Can I run everything from azd, GitHub Actions, or another automation platform?

  • azd hooks / GitHub Actions / Azure Automation work for Azure resource tasks (Purview account, Defender plans, policies). Use a service principal with Contributor or Security Admin rights.
  • Exchange Online & Compliance Center tasks (audit enablement, DLP creation) still require interactive or certificate-based authentication tied to a high-privilege M365 role. They usually run from a workstation or secure automation account capable of satisfying MFA.

What do I need to do before running run.ps1 in a fresh shell or container?

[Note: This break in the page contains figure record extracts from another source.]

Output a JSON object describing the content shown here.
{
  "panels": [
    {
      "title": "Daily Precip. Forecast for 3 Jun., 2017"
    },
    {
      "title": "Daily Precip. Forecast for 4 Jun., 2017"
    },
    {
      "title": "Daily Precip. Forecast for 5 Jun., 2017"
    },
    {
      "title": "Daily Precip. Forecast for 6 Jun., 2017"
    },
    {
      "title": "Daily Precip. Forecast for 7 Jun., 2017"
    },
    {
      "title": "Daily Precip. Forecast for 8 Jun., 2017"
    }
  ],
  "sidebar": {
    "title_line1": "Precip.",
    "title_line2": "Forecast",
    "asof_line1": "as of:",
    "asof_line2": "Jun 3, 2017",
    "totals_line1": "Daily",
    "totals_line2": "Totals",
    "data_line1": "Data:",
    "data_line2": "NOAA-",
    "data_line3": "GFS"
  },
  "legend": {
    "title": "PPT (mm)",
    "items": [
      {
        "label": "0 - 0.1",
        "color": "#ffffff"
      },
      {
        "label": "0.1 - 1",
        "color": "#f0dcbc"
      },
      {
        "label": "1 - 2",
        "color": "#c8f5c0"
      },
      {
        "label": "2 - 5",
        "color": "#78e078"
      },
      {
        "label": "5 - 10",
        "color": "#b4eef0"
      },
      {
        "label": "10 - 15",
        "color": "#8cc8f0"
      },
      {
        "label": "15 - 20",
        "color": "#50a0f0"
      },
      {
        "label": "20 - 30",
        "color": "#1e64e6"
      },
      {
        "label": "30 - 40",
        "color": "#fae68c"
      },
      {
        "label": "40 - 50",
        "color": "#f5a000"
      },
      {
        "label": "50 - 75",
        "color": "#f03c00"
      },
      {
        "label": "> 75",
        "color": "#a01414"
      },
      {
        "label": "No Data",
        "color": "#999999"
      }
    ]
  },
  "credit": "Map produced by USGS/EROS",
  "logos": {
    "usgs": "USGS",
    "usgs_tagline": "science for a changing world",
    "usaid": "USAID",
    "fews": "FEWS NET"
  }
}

  1. Install the Az PowerShell modules (once per environment): 
    Install-Module Az -Scope CurrentUser -Repository PSGallery -Force -AllowClobber
  2. Authenticate to Azure before invoking the orchestrator. Use a standard interactive login from a workstation with a browser: 
    Connect-AzAccount -Tenant '<tenant-guid>' -Subscription '<subscription-guid>'
    If you need headless or automated execution, use a service principal or managed identity rather than device-code auth: 
    Connect-AzAccount -ServicePrincipal -Tenant '<tenant-guid>' -ApplicationId '<appId>' -Credential (Get-Credential)
    Store credentials securely (Key Vault, automation account variables) and avoid device-code flows because they are disabled in this accelerator.
  3. Run the orchestrator from the repo root once the session is authenticated: 
    ./run.ps1 -Tags dspm defender -SpecPath ./spec.local.json   # from bash/zsh use: pwsh ./run.ps1 -Tags ...

How will Azure Based data get labeled and honored by DSPM?

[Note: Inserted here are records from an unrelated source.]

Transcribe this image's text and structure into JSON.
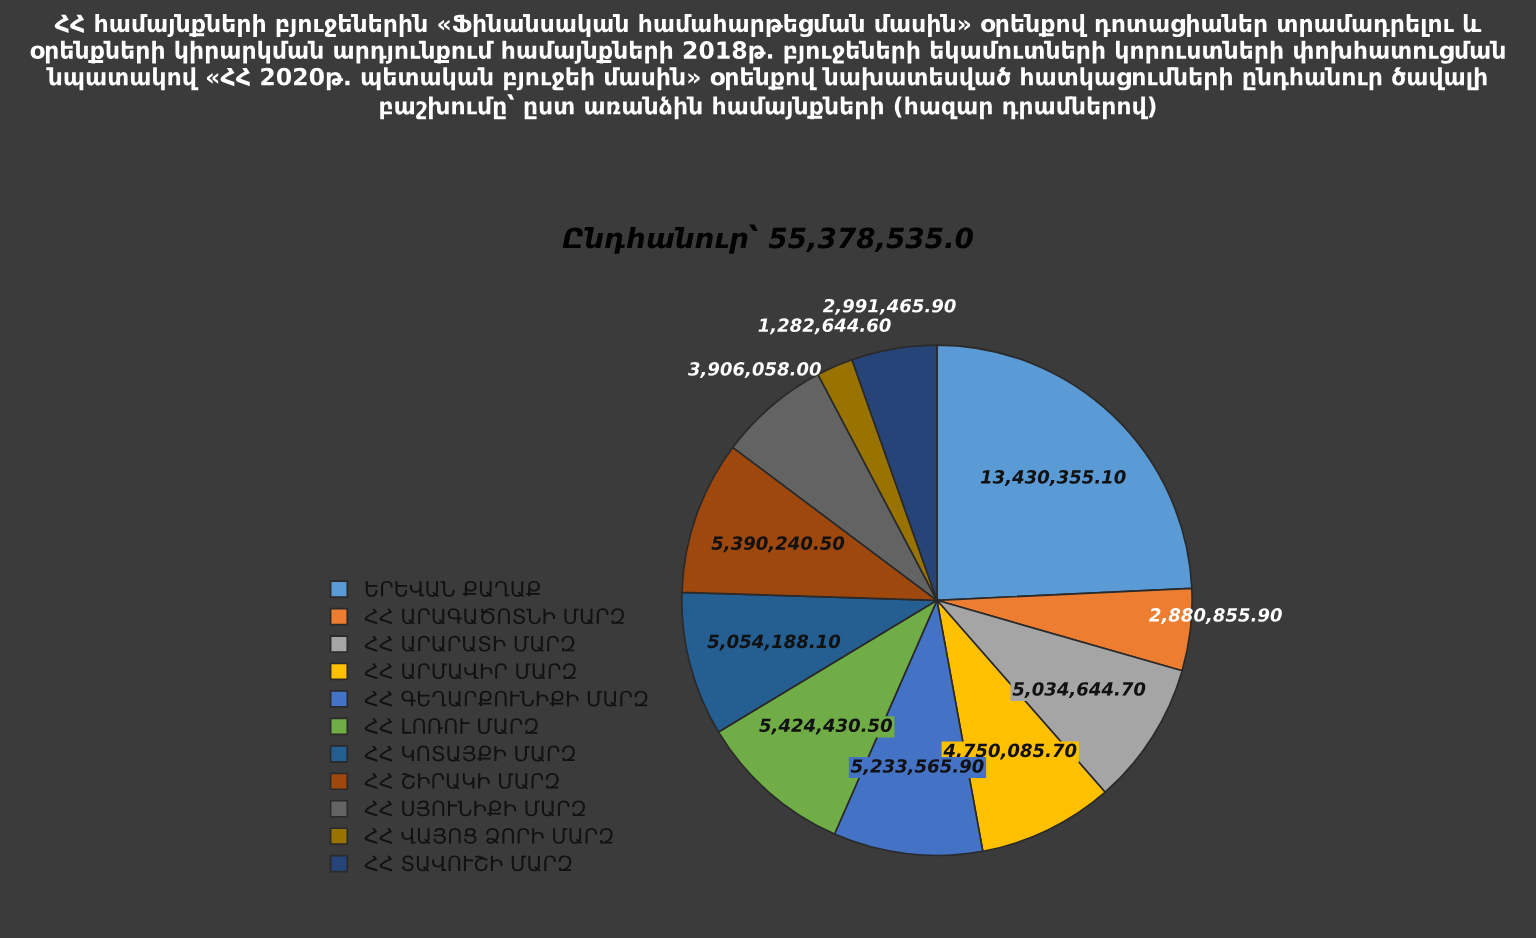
{
  "chart_data": {
    "type": "pie",
    "title": "ՀՀ համայնքների բյուջեներին «Ֆինանսական համահարթեցման մասին» օրենքով դոտացիաներ տրամադրելու և օրենքների կիրարկման արդյունքում համայնքների 2018թ. բյուջեների եկամուտների կորուստների փոխհատուցման նպատակով «ՀՀ 2020թ. պետական բյուջեի մասին» օրենքով նախատեսված հատկացումների ընդհանուր ծավալի բաշխումը՝ ըստ առանձին համայնքների (հազար դրամներով)",
    "subtitle": "Ընդհանուր՝ 55,378,535.0",
    "categories": [
      "ԵՐԵՎԱՆ ՔԱՂԱՔ",
      "ՀՀ ԱՐԱԳԱԾՈՏՆԻ ՄԱՐԶ",
      "ՀՀ ԱՐԱՐԱՏԻ ՄԱՐԶ",
      "ՀՀ ԱՐՄԱՎԻՐ ՄԱՐԶ",
      "ՀՀ ԳԵՂԱՐՔՈՒՆԻՔԻ ՄԱՐԶ",
      "ՀՀ ԼՈՌՈՒ ՄԱՐԶ",
      "ՀՀ ԿՈՏԱՅՔԻ ՄԱՐԶ",
      "ՀՀ ՇԻՐԱԿԻ ՄԱՐԶ",
      "ՀՀ ՍՅՈՒՆԻՔԻ ՄԱՐԶ",
      "ՀՀ ՎԱՅՈՑ ՁՈՐԻ ՄԱՐԶ",
      "ՀՀ ՏԱՎՈՒՇԻ ՄԱՐԶ"
    ],
    "values": [
      13430355.1,
      2880855.9,
      5034644.7,
      4750085.7,
      5233565.9,
      5424430.5,
      5054188.1,
      5390240.5,
      3906058.0,
      1282644.6,
      2991465.9
    ],
    "value_labels": [
      "13,430,355.10",
      "2,880,855.90",
      "5,034,644.70",
      "4,750,085.70",
      "5,233,565.90",
      "5,424,430.50",
      "5,054,188.10",
      "5,390,240.50",
      "3,906,058.00",
      "1,282,644.60",
      "2,991,465.90"
    ],
    "colors": [
      "#5b9bd5",
      "#ed7d31",
      "#a5a5a5",
      "#ffc000",
      "#4472c4",
      "#70ad47",
      "#255e91",
      "#9e480e",
      "#636363",
      "#997300",
      "#264478"
    ],
    "legend": "left"
  }
}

  1. DSPM doesn’t reach into Azure storage to stamp labels directly; it honors whatever classification signals Purview already has for those resources. Scans (Purview Data Map, Fabric/Purview ingestion, Defender for Cloud policy evaluations) tag tables, files, and data stores with sensitivity info.
  2. When you run the accelerator, scripts 02-Ensure-PurviewAccount.ps1, 03-Register-DataSource.ps1, and the scan modules onboard the Azure resources into Purview, so classification scans and rules apply the same labels you use elsewhere (e.g., “Confidential”).
  3. Those labels feed DSPM’s policy engine. When Diagnostics + Foundry registration report that a prompt accessed /subscriptions/.../storageAccounts/foo, DSPM cross-references the existing Purview classification metadata. If the storage account, container, or table is marked Confidential, DSPM issues a “Sensitive data touched” alert.
  4. Enforcement happens by tying those DSPM signals back into your policies: DLP (script 12), retention/labels (scripts 13–14), and Defender for Cloud guardrails. Purview doesn’t rewrite the data, but because it tracks lineage between Azure resources and labeled datasets, the DSPM dashboards can show when Foundry/AI traffic interacts with sensitive stores and ensure your policies respond.